I’d fill the tub with soapy warm water…I can still remember the scent of the water.
Bath time was a time of playing with bath toys…of making silly hairstyles with foam and water. Of chatting non stop about the ‘why this’ and ‘why that’. Long simple conversations with the occasional cute grammar mistakes.
When it was time to get out…I’d get the cute towels with the hooded corner wrap around his head…with embroidered ducks or bears….or whales.
I remember Enya or something relaxing playing in the background, while I got him dry and dressed warmly in a onesie or a cute themed pajama set.
I would brush his thick hair and part it perfectly on one side.
Bed time stories were just as precious. Weather it was the Magic Tree house series (we read all 40+ books) or Frog and Toad; all those adventures we read together were like the magical part of the day.
My husband and I would take turns between him and our daughter…so we would have that special time…one on one with both kids separately.
One time, my son got in trouble and his consequence was…he would have to read to himself that night.
It hurt me more than him as I really treasured those evenings.
As I walked past his room to read to his sister, he looked at me with begging eyes and said
..”will you read to me mama?”
Tonight I am in bed, reading a book as these memories come flooding back. What triggered them? I don’t know…but I feel as if I close me eyes and remember, then those days won’t seem like they are drifting farther and farther as time goes by, everyday seeming more blurry and distant…because that hurts.
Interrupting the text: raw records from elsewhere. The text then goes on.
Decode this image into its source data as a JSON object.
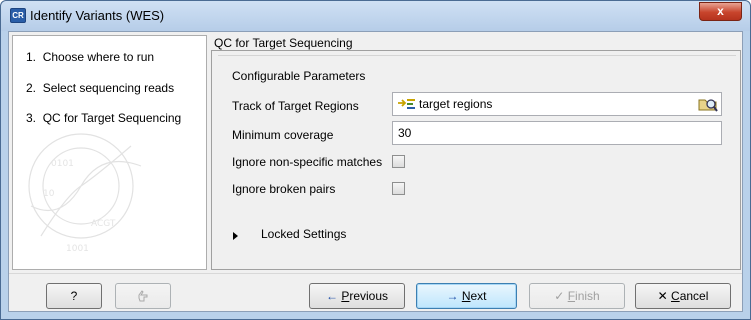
{
  "window": {
    "title": "Identify Variants (WES)",
    "app_icon_text": "CR",
    "close_glyph": "x"
  },
  "steps": [
    {
      "number": "1.",
      "label": "Choose where to run"
    },
    {
      "number": "2.",
      "label": "Select sequencing reads"
    },
    {
      "number": "3.",
      "label": "QC for Target Sequencing"
    }
  ],
  "section": {
    "title": "QC for Target Sequencing",
    "group_title": "Configurable Parameters"
  },
  "params": {
    "track_label": "Track of Target Regions",
    "track_value": "target regions",
    "min_coverage_label": "Minimum coverage",
    "min_coverage_value": "30",
    "ignore_nonspecific_label": "Ignore non-specific matches",
    "ignore_nonspecific_checked": false,
    "ignore_broken_label": "Ignore broken pairs",
    "ignore_broken_checked": false
  },
  "locked": {
    "label": "Locked Settings"
  },
  "buttons": {
    "help": "?",
    "previous_prefix": "",
    "previous_mnemonic": "P",
    "previous_rest": "revious",
    "next_mnemonic": "N",
    "next_rest": "ext",
    "finish_mnemonic": "F",
    "finish_rest": "inish",
    "cancel_mnemonic": "C",
    "cancel_rest": "ancel"
  },
  "colors": {
    "title_bar": "#b9d1ea",
    "close": "#c8442c",
    "default_button": "#bee6fd",
    "arrow_blue": "#1f4fa8"
  }
}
Just as clearly I remember when my daughter was under a year old and at night I would breast feed her in her small cozy room with dimmed lights and calm classical music, in my rocking chair we would look at each other right in the eyes, while she fed.
I also remember the smell of her baby clothes, and baby lotion and the warm feeling of her tiny hands on my chest. How her eyelids would start slowly closing with the rocking motion and a full belly, happily drifting into sleep.
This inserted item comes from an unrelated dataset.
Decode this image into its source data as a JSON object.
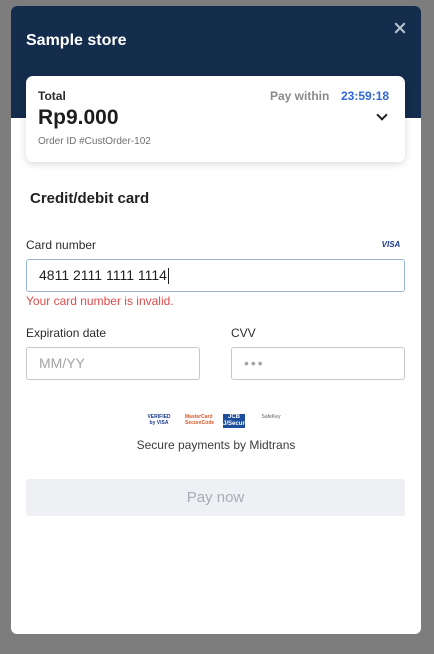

Many times I could have just put her down in her crib…but I’d hold her longer and rocked her gently some more, just enjoying her small sounds and her baby scent…her tiny hand wrapped around my thumb or index….thinking “I wish I could freeze this moment forever “.
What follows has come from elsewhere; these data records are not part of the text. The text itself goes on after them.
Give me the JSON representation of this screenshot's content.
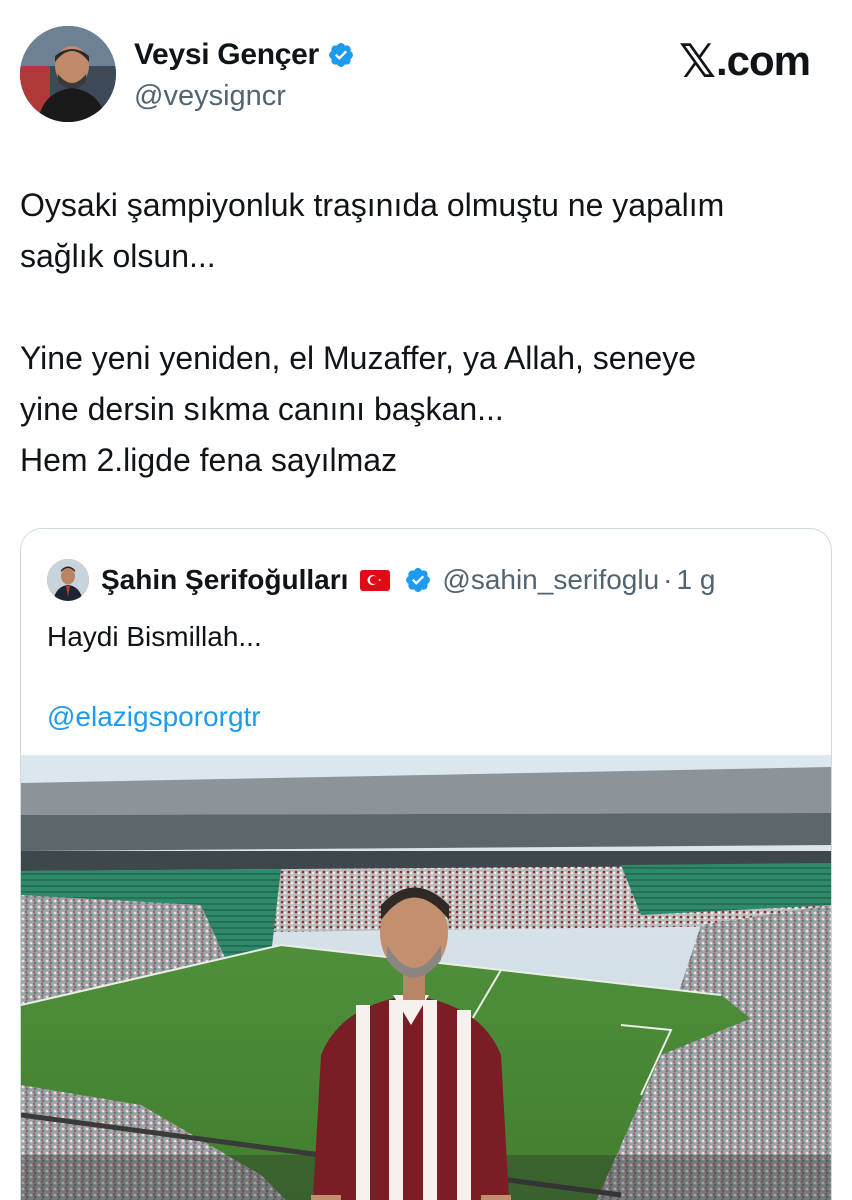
{
  "author": {
    "display_name": "Veysi Gençer",
    "handle": "@veysigncr",
    "verified": true
  },
  "brand": {
    "x_mark": "𝕏",
    "label": ".com"
  },
  "tweet": {
    "text": "Oysaki şampiyonluk traşınıda olmuştu ne yapalım\nsağlık olsun...\n\nYine yeni yeniden, el Muzaffer, ya Allah, seneye\nyine dersin sıkma canını başkan...\nHem 2.ligde fena sayılmaz"
  },
  "quoted_tweet": {
    "display_name": "Şahin Şerifoğulları",
    "flag": "turkey-flag",
    "verified": true,
    "handle": "@sahin_serifoglu",
    "separator": "·",
    "time": "1 g",
    "text": "Haydi Bismillah...",
    "mention": "@elazigspororgtr"
  },
  "colors": {
    "verified_blue": "#1d9bf0",
    "link_blue": "#1d9bf0",
    "secondary_text": "#536471",
    "border": "#cfd9de"
  }
}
Being a mother can be hard, exhausting, heartbreaking sometimes. Specially when children are young. But every single hug and kiss and word of admiration for you as a mom, cannot be replaced with anything in this world and makes everything worth it.
To see your children grow up into the unique beautiful persons they become and if you are lucky, to see a little bit (or a lot) of yourself in them is a wonderful and beautiful thing.
In my case, with my kids being teenagers now, it has made me remember how tough being a teenager can be: the workloads at school, the friendship troubles, the hormones raging, the feelings of loneliness, the sense of being misunderstood by your parents.
Being a mom -for me- has been about being there for them in these hard times, giving them love, hugs and kisses (if they let me!) always reminding them they are a very important part of our family. And also admiring and appreciating them each in their own very different skills, personalities and needs. And understanding that what makes me happy is not always what makes them happy. (This was a tough one for me.)
This last year, went even faster than the one before, and apparently, with age, we feel time goes by faster, so I am trying hard to appreciate and enjoy every single moment, conversation, joke, meal with them, while I have the opportunity to do so.
The kids and my husband ask me what I want to do for Mothers day, and it is so simple. I just want to be with them. Brunches and flowers and chocolate are nice, but it is my children’s’ smiles, hugs and love and the random help in the kitchen or laundry that makes me feel like a million dollars.
Happy Mothers Day to everyone reading this. To all the moms, you are wonderful just for being a mom! May your kids appreciate you not just on Sunday, but every day you are together!

Gracias por compartir algo tan íntimo y personal Prizzz. Aparte de hermana, esposa y amiga, eres una mamá ejemplar!